Micro is that Cullen and Abraham are reporters first and foremost, and can be reliably expected to use their new positions to contribute to local coverage. That’s what McGrory and McNamara did when they were on, but I suspect Cullen and Abraham will push even farther in that direction. Along with the incumbent metro columnist, Adrian Walker, who also brings a reporter’s mindset to the job, we can expect the left-hand side of the City & Region front to consistently tell us stuff we didn’t already know.

It’s easy to picture Cullen as a columnist. In fact, some years ago, he wrote a column-like feature for a while. Abraham — a former Phoenix colleague — is harder to peg. But she writes with a strong, distinctive voice, and has handled news and feature stories with equal aplomb. Give her a little time and she’ll be terrific.

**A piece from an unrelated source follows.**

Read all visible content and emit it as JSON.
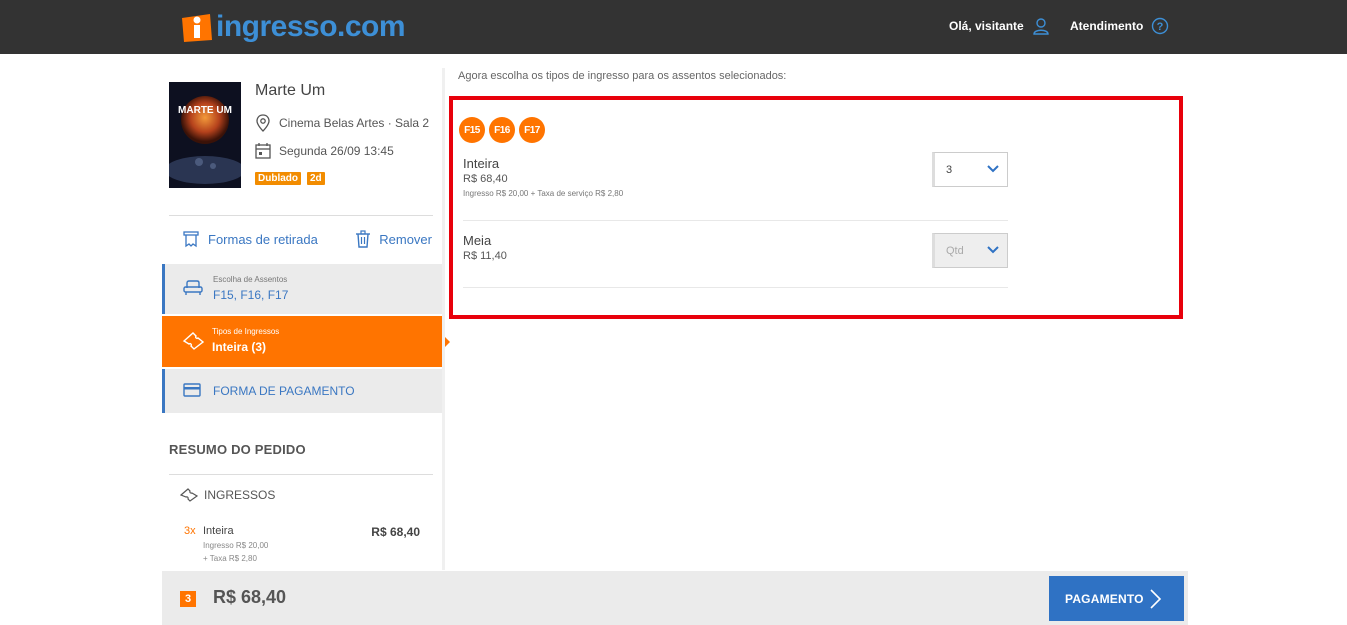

Seth Gitell also approves the picks, though I’ve got to disagree with his assessment that Cullen is the “logical successor” to Mike Barnicle. Cullen’s specialty is original non-fiction.

Update: Adam Reilly of the Phoenix has some interesting things to say about the move, and offers a first-rate bit of Abraham prose from her Phoenix days. The Weekly Dig snarks predictably, but does make one good point: Peter Gelzinis of the Herald would have been an inspired choice — although, in my view, no more inspired than Cullen or Abraham.